In deciding that the issue of agency should be passed upon by a jury, we also consider that there was proof of these circumstances: (1) The corporation paid defendant $75 per week, not as an advance, but absolutely. (2) For at least two years preceding the occurrence the defendant sold only the corporation’s cattle. (3) The corporation provided the defendant with sleeping quarters in the Aurora Hotel without charge and provided him with free telephone service. (4) The corporation communicated business messages to its local manager in Montgomery through defendant. (5) The corporation furnished a “company car” for the “exclusive use” of defendant. (6) With the corporation’s authority defendant signed the corporation name to the title papers and license application for the “company car.” (7) At the time of the collision the defendant was driving this car on a trip to sell the corporation’s cattle. (8) The corporation had the absolute right to terminate his relationship with defendant at any time.

From the testimony recited it is apparent that plaintiff does not rely upon a presumption which takes the place of proof.

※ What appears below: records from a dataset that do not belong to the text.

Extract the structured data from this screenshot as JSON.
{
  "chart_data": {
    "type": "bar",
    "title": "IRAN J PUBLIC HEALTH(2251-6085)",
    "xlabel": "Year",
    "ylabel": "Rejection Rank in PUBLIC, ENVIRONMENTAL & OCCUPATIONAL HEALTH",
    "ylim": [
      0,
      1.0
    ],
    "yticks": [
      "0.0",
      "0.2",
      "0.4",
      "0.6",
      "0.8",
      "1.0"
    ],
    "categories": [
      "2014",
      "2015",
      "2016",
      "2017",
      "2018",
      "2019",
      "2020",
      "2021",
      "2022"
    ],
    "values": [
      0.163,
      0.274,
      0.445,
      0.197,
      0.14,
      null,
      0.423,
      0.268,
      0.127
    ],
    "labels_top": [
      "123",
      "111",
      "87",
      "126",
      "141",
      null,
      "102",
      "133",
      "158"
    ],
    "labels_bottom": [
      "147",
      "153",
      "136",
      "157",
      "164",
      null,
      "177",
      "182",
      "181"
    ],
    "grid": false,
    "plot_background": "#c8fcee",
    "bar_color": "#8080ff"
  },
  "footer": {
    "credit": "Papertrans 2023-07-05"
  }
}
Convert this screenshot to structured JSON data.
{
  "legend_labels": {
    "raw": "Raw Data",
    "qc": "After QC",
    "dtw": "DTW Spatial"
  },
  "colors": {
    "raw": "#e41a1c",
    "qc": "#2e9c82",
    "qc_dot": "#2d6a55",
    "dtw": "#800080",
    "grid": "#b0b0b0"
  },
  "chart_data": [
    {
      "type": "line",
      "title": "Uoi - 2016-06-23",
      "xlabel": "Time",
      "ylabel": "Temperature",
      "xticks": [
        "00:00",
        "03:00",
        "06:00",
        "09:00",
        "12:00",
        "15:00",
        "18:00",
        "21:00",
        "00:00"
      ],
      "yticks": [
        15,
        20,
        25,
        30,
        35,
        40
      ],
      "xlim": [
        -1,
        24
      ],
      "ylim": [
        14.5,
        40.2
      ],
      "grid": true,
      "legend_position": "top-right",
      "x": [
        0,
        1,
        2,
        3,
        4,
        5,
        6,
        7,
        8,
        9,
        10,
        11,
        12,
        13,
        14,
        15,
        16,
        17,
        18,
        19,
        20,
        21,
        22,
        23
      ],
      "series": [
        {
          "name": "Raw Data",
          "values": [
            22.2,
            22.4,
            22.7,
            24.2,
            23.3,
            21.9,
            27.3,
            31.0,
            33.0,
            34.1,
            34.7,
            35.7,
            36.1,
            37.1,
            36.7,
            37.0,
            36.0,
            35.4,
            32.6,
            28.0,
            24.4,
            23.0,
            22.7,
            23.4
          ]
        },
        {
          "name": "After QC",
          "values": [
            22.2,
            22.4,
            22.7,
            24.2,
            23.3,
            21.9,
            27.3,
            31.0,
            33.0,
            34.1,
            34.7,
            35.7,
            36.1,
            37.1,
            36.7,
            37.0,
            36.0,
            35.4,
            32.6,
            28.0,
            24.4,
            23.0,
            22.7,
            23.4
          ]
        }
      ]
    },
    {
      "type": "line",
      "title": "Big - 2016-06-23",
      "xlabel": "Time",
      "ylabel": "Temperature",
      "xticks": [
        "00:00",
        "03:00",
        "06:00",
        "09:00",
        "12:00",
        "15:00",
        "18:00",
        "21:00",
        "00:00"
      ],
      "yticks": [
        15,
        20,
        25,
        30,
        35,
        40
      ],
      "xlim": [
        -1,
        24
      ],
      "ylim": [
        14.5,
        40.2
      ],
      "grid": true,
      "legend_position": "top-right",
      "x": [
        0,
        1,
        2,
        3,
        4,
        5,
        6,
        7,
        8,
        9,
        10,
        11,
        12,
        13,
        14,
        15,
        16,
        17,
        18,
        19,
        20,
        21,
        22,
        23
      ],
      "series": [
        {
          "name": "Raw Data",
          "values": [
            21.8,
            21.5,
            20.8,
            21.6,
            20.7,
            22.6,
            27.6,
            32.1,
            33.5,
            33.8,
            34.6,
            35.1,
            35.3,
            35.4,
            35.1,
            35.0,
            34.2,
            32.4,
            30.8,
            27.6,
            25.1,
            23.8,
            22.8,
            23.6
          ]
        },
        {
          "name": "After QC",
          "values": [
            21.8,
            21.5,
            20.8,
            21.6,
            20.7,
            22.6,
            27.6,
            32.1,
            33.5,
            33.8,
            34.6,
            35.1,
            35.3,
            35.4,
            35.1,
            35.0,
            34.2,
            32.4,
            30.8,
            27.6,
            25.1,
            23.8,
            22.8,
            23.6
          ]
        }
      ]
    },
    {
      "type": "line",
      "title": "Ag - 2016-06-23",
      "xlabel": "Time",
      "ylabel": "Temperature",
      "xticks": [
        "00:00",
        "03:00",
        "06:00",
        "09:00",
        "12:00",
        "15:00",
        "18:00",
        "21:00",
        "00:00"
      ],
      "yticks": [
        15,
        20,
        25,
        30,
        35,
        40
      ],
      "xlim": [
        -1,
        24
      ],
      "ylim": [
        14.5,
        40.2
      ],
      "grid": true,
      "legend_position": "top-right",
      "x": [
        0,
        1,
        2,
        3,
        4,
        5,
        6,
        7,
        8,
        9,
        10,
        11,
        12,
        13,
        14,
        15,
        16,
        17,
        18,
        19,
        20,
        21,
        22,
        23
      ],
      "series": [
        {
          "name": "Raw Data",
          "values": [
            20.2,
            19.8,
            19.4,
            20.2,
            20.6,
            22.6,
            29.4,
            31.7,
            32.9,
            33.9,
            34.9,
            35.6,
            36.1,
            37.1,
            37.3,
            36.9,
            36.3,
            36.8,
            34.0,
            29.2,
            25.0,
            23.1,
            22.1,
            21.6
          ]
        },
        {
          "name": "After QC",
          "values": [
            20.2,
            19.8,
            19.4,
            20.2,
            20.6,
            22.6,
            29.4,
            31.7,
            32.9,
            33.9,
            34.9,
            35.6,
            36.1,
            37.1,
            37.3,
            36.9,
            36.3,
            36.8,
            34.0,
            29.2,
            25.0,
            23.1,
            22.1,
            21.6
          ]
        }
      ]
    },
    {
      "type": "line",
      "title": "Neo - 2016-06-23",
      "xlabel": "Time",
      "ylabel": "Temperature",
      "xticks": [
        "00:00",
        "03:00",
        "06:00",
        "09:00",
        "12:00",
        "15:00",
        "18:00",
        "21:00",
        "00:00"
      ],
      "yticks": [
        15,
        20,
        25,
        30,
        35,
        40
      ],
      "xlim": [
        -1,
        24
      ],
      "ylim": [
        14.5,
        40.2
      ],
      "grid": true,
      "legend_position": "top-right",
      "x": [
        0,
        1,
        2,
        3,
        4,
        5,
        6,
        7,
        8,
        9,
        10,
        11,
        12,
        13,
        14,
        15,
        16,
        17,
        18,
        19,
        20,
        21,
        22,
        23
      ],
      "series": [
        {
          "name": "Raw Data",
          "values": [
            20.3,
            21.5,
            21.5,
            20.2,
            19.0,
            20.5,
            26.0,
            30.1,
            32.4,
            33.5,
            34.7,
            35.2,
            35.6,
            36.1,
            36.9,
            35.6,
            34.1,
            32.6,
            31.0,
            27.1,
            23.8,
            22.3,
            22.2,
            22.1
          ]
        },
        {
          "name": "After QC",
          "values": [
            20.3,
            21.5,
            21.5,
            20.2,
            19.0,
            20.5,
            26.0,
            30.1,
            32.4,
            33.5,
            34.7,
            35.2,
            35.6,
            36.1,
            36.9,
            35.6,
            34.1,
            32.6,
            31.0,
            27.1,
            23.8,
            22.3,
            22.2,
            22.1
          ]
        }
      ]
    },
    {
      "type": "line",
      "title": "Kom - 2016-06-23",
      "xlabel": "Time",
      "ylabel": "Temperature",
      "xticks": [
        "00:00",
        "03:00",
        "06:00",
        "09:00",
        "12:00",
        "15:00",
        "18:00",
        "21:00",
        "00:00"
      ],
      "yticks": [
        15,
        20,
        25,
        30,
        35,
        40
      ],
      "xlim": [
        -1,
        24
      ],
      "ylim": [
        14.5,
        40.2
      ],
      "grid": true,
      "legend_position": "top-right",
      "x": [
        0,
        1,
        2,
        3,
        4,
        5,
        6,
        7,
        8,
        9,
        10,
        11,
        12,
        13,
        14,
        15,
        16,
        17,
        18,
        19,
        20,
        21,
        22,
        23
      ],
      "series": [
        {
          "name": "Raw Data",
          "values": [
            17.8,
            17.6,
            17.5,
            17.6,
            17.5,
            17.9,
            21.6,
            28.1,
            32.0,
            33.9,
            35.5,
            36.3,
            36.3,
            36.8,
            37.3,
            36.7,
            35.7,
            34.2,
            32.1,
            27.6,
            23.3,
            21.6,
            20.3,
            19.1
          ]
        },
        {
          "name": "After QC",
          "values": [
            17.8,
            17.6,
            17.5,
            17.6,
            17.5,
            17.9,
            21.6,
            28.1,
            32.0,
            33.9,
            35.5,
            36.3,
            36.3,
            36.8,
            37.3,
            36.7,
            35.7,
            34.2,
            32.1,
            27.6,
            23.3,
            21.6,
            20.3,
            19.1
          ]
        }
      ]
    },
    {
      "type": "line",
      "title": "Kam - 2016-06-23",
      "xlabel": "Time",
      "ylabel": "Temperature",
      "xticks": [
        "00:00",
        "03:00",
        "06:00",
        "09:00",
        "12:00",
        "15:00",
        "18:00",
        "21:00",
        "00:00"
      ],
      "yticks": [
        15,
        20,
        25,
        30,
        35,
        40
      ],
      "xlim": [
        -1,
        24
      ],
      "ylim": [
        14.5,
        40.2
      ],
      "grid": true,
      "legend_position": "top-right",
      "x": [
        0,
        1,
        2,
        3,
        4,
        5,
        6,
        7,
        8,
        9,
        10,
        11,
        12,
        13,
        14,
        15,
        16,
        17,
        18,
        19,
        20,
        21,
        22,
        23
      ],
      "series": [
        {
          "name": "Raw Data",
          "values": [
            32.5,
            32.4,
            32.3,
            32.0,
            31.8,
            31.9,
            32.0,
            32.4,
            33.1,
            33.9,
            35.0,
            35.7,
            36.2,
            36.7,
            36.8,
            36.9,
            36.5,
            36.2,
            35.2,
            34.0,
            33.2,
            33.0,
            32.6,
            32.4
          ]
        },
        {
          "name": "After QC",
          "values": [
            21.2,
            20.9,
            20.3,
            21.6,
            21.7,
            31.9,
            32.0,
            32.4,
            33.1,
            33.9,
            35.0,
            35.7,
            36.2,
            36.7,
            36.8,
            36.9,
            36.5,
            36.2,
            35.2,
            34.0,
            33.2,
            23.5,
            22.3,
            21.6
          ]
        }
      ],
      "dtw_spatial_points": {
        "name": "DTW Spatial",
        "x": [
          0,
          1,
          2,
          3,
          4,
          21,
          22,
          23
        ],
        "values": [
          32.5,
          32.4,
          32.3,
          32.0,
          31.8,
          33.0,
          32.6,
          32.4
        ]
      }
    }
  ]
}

He adduced competent evidence from which the jury could decide that the corporation owned the car. While Linnerooth and defendant testified that the corporation did not attempt to control defendant’s movements, it also appears that the corporation had the right to terminate the relationship at any time. Proof is uncontradicted that at the time of the occurrence the defendant was going to Beecher, Hlinois, in furtherance of the corporation’s interests.

For the reasons stated the judgment in favor of the plaintiff and against the defendant, John Praetz, is affirmed, and the judgment in favor of the Wertheimer Cattle Company, Inc., a corporation, against the *406plaintiff is reversed and the can'se is remanded with directions for a new trial on the issues between the plaintiff and the. corporate defendant.

Judgment against defendant, John Praetz, affirmed and judgment in favor of Wertheimer Cattle Company, a corporation, reversed and cause remanded with directions.

FRIEND, P. J. and BRYANT, J., concur.